Title: Find Me
Author: André Aciman
Length: 261 pages
Publisher: Faber and Faber
Let me say, I know I was truly blessed by the book gods to get this book. I know, it’s so undeserving but I’m eternally grateful.
Synopsis: One person, one name – he knows, I thought. Right now, he knows, he still knows. Find me, he says. I will, Oliver, I will.
I feel like I have so many feelings and so much to say about this book, I’m scared this blog post might just be a bit of a ramble. I’ll try and keep it coherent, but really, when are my blog posts ever?
Again, I know I’m super lucky to have a ARC of ‘Find Me’. It’s my most anticipated sequel of the year. My most anticipated book of the year. In fact, maybe my most anticipated book ever? As soon as I found out it was being released I wanted it. My excitement knew no bounds.
But with sequels and excitement comes expectations. I loved ‘Call Me By Your Name’. Seriously loved it. It’s one of my favourite books of all time. I recommend it to everyone. So, I tried to keep my expectations low, to give the book a fair chance. But it was hard book lovers, really hard.
‘Call Me By Your Name’ was the love story between Elio and Oliver, told entirely from Elios perspective. So you can imagine my surprise as I began to read the beginning of the book and it’s told from the perspective of Elio’s father Samuel. It wasn’t what I expected. See, there’s that expectation again. In this first section of the book we find Samuel on a train, on his way to visit Elio, where he meets a much younger, woman and they begin a passionate romance. Did I enjoy Samuels perspective? Yes. Did I want it? No. I spent the whole time wondering when the story would be back with Elio and Oliver.
In the next section of the book, we are finally reunited with Elio. It’s what I was waiting for. However, again, it wasn’t what I wanted. We find Elio beginning a romance with an older man. Side note: This book is almost like a guide book on how to date someone older. There was also a little sub-plot in this story of Elio and … trying to find out where a piece of sheet music came from, and it was so tedious and unnecessary. I don’t know why it was included.
The next section was told from Oliver point of view, who’s spending his last night in New York at a party, before moving back to Vermont with his wife. At the beginning of Oliver’s chapter, we find him mostly thinking about how he wants to have a threesome with a man and woman he’s come to know. Before his mind finally wonders to Elio and he makes a decision that will change his life. And lead the reader to what we’ve been wanting for.
The last section. The reunion. What I was waiting for. There’s no denying it, it was beautiful. Short but beautiful. I just wanted this to be longer. Even this chapter didn’t get a chance to really recapture the essence of what their romance was. It didn’t get to go as in-depth as I would’ve liked. But at least I was happy with how the story of Elio and Oliver ended.
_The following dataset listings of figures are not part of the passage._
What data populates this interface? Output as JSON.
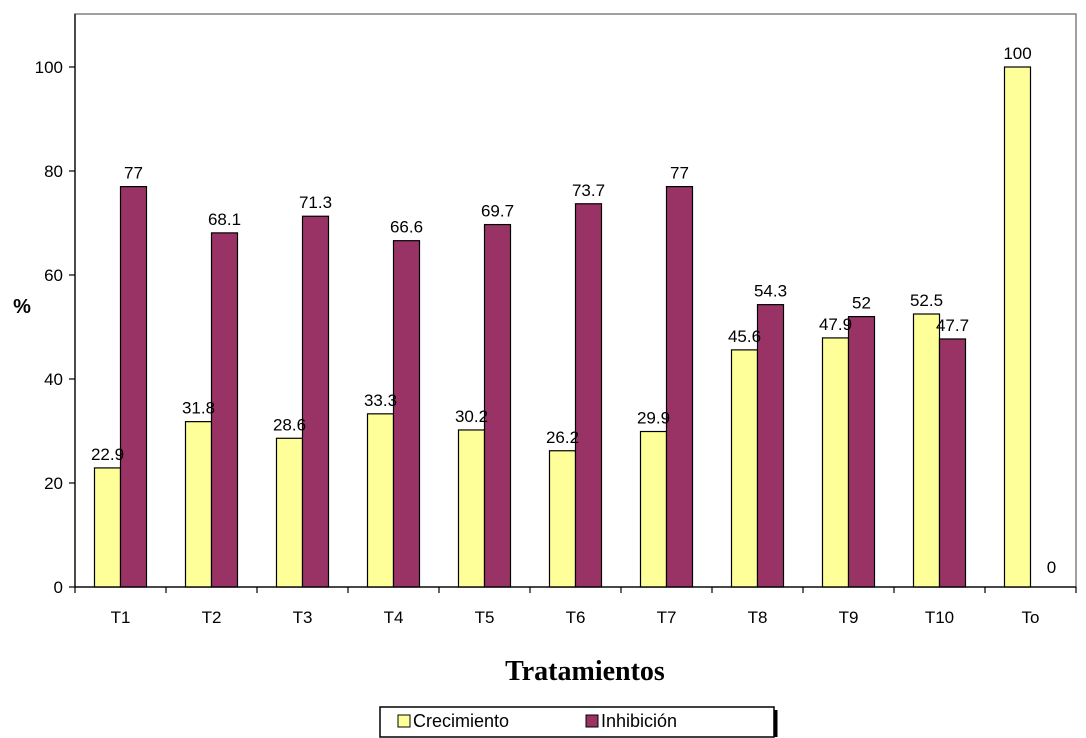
{
  "chart_data": {
    "type": "bar",
    "categories": [
      "T1",
      "T2",
      "T3",
      "T4",
      "T5",
      "T6",
      "T7",
      "T8",
      "T9",
      "T10",
      "To"
    ],
    "series": [
      {
        "name": "Crecimiento",
        "values": [
          22.9,
          31.8,
          28.6,
          33.3,
          30.2,
          26.2,
          29.9,
          45.6,
          47.9,
          52.5,
          100
        ],
        "color": "#ffff99"
      },
      {
        "name": "Inhibición",
        "values": [
          77,
          68.1,
          71.3,
          66.6,
          69.7,
          73.7,
          77,
          54.3,
          52,
          47.7,
          0
        ],
        "color": "#993366"
      }
    ],
    "data_labels": {
      "Crecimiento": [
        "22.9",
        "31.8",
        "28.6",
        "33.3",
        "30.2",
        "26.2",
        "29.9",
        "45.6",
        "47.9",
        "52.5",
        "100"
      ],
      "Inhibición": [
        "77",
        "68.1",
        "71.3",
        "66.6",
        "69.7",
        "73.7",
        "77",
        "54.3",
        "52",
        "47.7",
        "0"
      ]
    },
    "title": "",
    "xlabel": "Tratamientos",
    "ylabel": "%",
    "ylim": [
      0,
      100
    ],
    "yticks": [
      "0",
      "20",
      "40",
      "60",
      "80",
      "100"
    ],
    "grid": false,
    "legend_position": "bottom"
  }
}
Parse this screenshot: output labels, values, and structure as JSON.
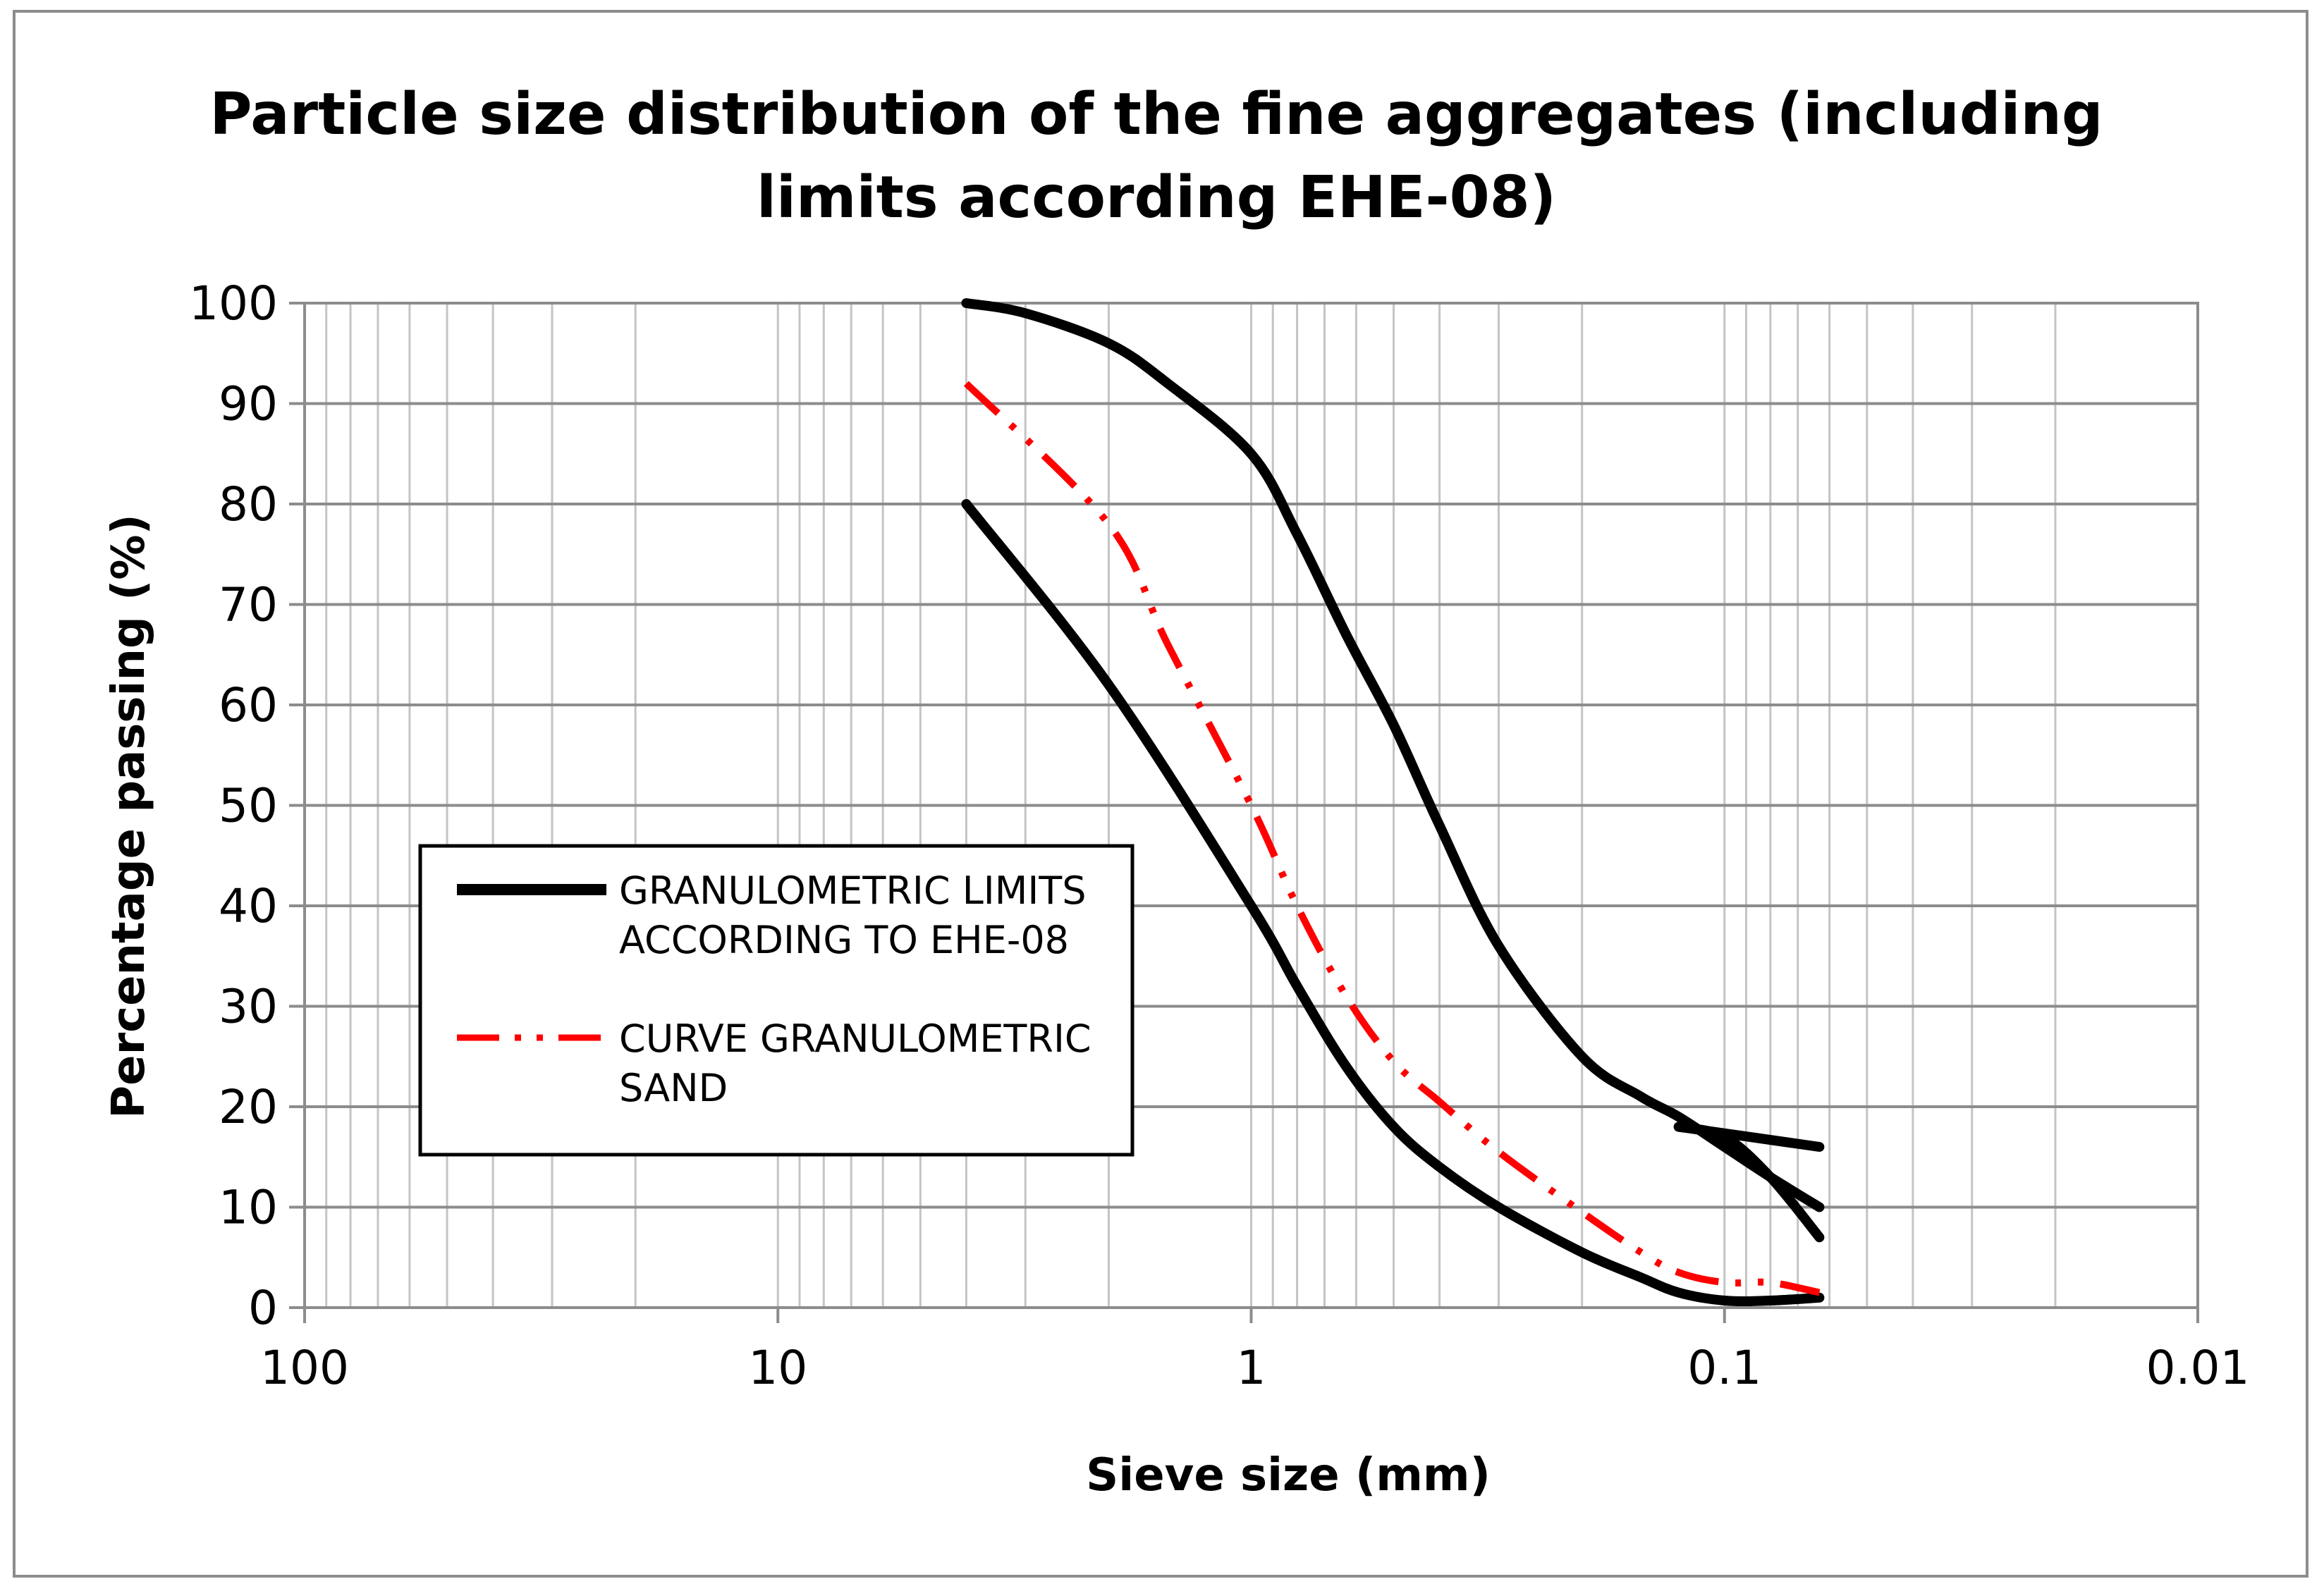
{
  "chart_data": {
    "type": "line",
    "title_lines": [
      "Particle size distribution of the fine aggregates (including",
      "limits according EHE-08)"
    ],
    "xlabel": "Sieve size (mm)",
    "ylabel": "Percentage passing (%)",
    "x_scale": "log",
    "x_reversed": true,
    "xlim": [
      100,
      0.01
    ],
    "ylim": [
      0,
      100
    ],
    "x_ticks": [
      100,
      10,
      1,
      0.1,
      0.01
    ],
    "x_tick_labels": [
      "100",
      "10",
      "1",
      "0.1",
      "0.01"
    ],
    "y_ticks": [
      0,
      10,
      20,
      30,
      40,
      50,
      60,
      70,
      80,
      90,
      100
    ],
    "y_tick_labels": [
      "0",
      "10",
      "20",
      "30",
      "40",
      "50",
      "60",
      "70",
      "80",
      "90",
      "100"
    ],
    "grid": "major and minor",
    "legend_position": "center-left",
    "legend": [
      {
        "label_lines": [
          "GRANULOMETRIC LIMITS",
          "ACCORDING TO EHE-08"
        ],
        "color": "#000000",
        "style": "solid"
      },
      {
        "label_lines": [
          "CURVE GRANULOMETRIC",
          "SAND"
        ],
        "color": "#ff0000",
        "style": "dash-dot-dot"
      }
    ],
    "series": [
      {
        "legend_index": 0,
        "color": "#000000",
        "style": "solid",
        "x": [
          4,
          3,
          2,
          1.5,
          1,
          0.8,
          0.63,
          0.5,
          0.4,
          0.3,
          0.2,
          0.15,
          0.125,
          0.1,
          0.08,
          0.063
        ],
        "y": [
          100,
          99,
          96,
          92,
          85,
          77,
          67,
          58,
          48,
          36,
          25,
          21,
          19,
          16,
          13,
          10
        ]
      },
      {
        "legend_index": 0,
        "color": "#000000",
        "style": "solid",
        "x": [
          4,
          2,
          1,
          0.8,
          0.63,
          0.5,
          0.4,
          0.3,
          0.2,
          0.15,
          0.125,
          0.1,
          0.08,
          0.063
        ],
        "y": [
          80,
          62,
          40,
          32,
          24,
          18,
          14,
          10,
          5.5,
          3,
          1.5,
          0.7,
          0.7,
          1
        ]
      },
      {
        "legend_index": 0,
        "color": "#000000",
        "style": "solid",
        "x": [
          0.125,
          0.1,
          0.08,
          0.063
        ],
        "y": [
          18,
          17,
          13,
          7
        ]
      },
      {
        "legend_index": 0,
        "color": "#000000",
        "style": "solid",
        "x": [
          0.125,
          0.063
        ],
        "y": [
          18,
          16
        ]
      },
      {
        "legend_index": 1,
        "color": "#ff0000",
        "style": "dash-dot-dot",
        "x": [
          4,
          2,
          1.5,
          1,
          0.8,
          0.63,
          0.5,
          0.4,
          0.3,
          0.2,
          0.15,
          0.125,
          0.1,
          0.08,
          0.063
        ],
        "y": [
          92,
          78,
          66,
          50,
          40,
          31,
          24.5,
          20.5,
          15.5,
          9.5,
          5.5,
          3.5,
          2.5,
          2.5,
          1.5
        ]
      }
    ]
  }
}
I get it. I get that at the end of ‘Call Me By Your Name’ Oliver left. He moved on with his life. And I get this book was an insight into their lives an individuals, and the journey that brought them back together. It just feels like such a departure from the first book. André obviously knew what we as readers were all expecting and he hasn’t given us it. And I get that. But would it have been so bad to give us what we want? Especially when what he has given us isn’t amazing.
Look, this book was beautifully written. It’s Beautiful. But what did you expect? It’s André Aciman. I truly believes the man is a genius with words. It was at points so beautiful, especially in Samuels section, that it made me cry. It hit me deep. André just has a way of, I truly believe, knowing what’s in your soul and putting it on the page. I had to stop a few times to dry up the tears. I also loved that the sections connected, and showed how time had moved on. It made the story feel more united, and it needed it.
However, where this book is told from the perspective of three characters, I found it lost it’s intensity. In ‘Call Me By Your Name’, you only get Elio’s perspective, his thoughts and feeling created some of the most intense literature I’ve ever read. And it was missing from this book. It tried. It tried in the romance between Samuel and …. And with Elio and ….. But it didn’t manage it. I also felt like it used sex to try and create the intimacy but that also missed the mark. And the lack of intimacy created affects the story, these two romances that happened almost instantly, just felt like the ‘instalove’ troupe instead of the passionate romance that sweeps you away in ‘Find Me’ predecessor.
This is one of the biggest LGBT+ books to ever be released, so it’s a shame there wasn’t more queer elements in it. Of course there is some, but not nearly as much as I was expecting. It feels like a missed opportunity. When they finally get together again, the connection is still there, I just wish we could’ve seen more of it.
Would I recommend this book? Absolutely! It’s beautifully written. But is it the story I was hoping for? No.
Also, I know I’ve spent the review comparing it to the first one, but I couldn’t help it!
Thanks to Faber and Faber for gifting me with a copy of this book in return for an honest, unbiased review. You’ll never know how grateful I am. This books comes out October 29th. Let me know if you enjoy it.